Y entonces, en mi cabeza aparece un niño. Por fuerza es producto de mi imaginación, porque es imposible que Tommy esté sentado en el sitio del copiloto. Sin embargo, todo en él es tan real: su mirada somnolienta y a la vez penetrante descansando en mí, sus manos de dedos finos, su piel blanca, sus pies que cuelgan del asiento demasiado alto, y ese gesto, tan propio de él, de rascarse la cabeza para insuflarse fuerzas cuando se dispone a hablar. Pero Tommy no va a hablarme, porque Tommy es el niño que encontraron en Los Peumos.
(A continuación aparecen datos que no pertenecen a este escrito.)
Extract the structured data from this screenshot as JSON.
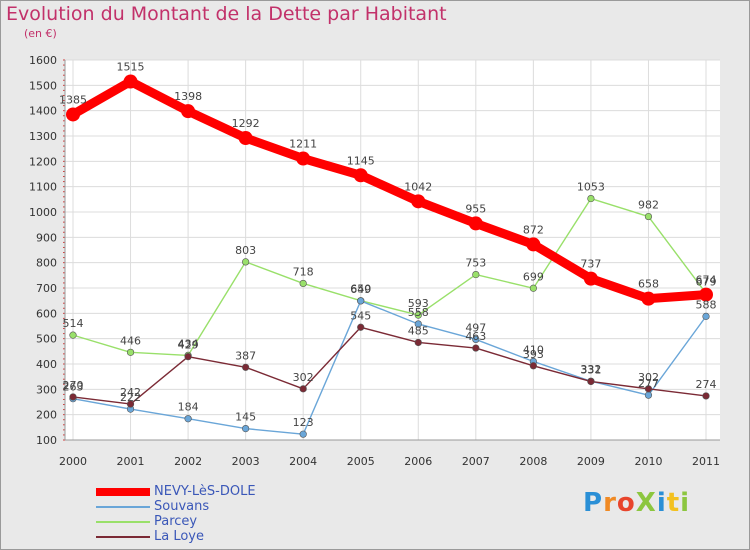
{
  "header": {
    "title": "Evolution du Montant de la Dette par Habitant",
    "unit": "(en €)"
  },
  "logo": {
    "text": "ProXiti",
    "colors": [
      "#2a8fd6",
      "#f08a24",
      "#e8452c",
      "#8cc63f",
      "#2a8fd6",
      "#f3c11f",
      "#8cc63f"
    ]
  },
  "chart_data": {
    "type": "line",
    "title": "Evolution du Montant de la Dette par Habitant",
    "ylabel": "(en €)",
    "xlabel": "",
    "categories": [
      "2000",
      "2001",
      "2002",
      "2003",
      "2004",
      "2005",
      "2006",
      "2007",
      "2008",
      "2009",
      "2010",
      "2011"
    ],
    "ylim": [
      100,
      1600
    ],
    "yticks": [
      100,
      200,
      300,
      400,
      500,
      600,
      700,
      800,
      900,
      1000,
      1100,
      1200,
      1300,
      1400,
      1500,
      1600
    ],
    "grid": true,
    "legend_position": "bottom-left",
    "series": [
      {
        "name": "NEVY-LèS-DOLE",
        "color": "#ff0000",
        "values": [
          1385,
          1515,
          1398,
          1292,
          1211,
          1145,
          1042,
          955,
          872,
          737,
          658,
          674
        ]
      },
      {
        "name": "Souvans",
        "color": "#6aa6d8",
        "values": [
          263,
          222,
          184,
          145,
          123,
          649,
          558,
          497,
          410,
          332,
          277,
          588
        ]
      },
      {
        "name": "Parcey",
        "color": "#99e06a",
        "values": [
          514,
          446,
          434,
          803,
          718,
          650,
          593,
          753,
          699,
          1053,
          982,
          679
        ]
      },
      {
        "name": "La Loye",
        "color": "#7b2a35",
        "values": [
          270,
          242,
          429,
          387,
          302,
          545,
          485,
          463,
          393,
          331,
          302,
          274
        ]
      }
    ]
  }
}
Quisiera estrellarme a pique en el mar. Nadie va a decirme que el sufrimiento y la muerte son parte consustancial de la vida, nadie va a señalarme que sin ellos la existencia queda incompleta. Tommy está muerto, muerto... y eso no tiene sentido.
Un grito se abre paso por mi esófago. Es un alarido de un tono raro, profundo, que estalla y me atraviesa desde los pies a la cabeza y luego permanece vibrando con toda su intensidad. De mi cuerpo ha emergido un ser cuya materia es informe y maltrecha, que siente miedo y está solo.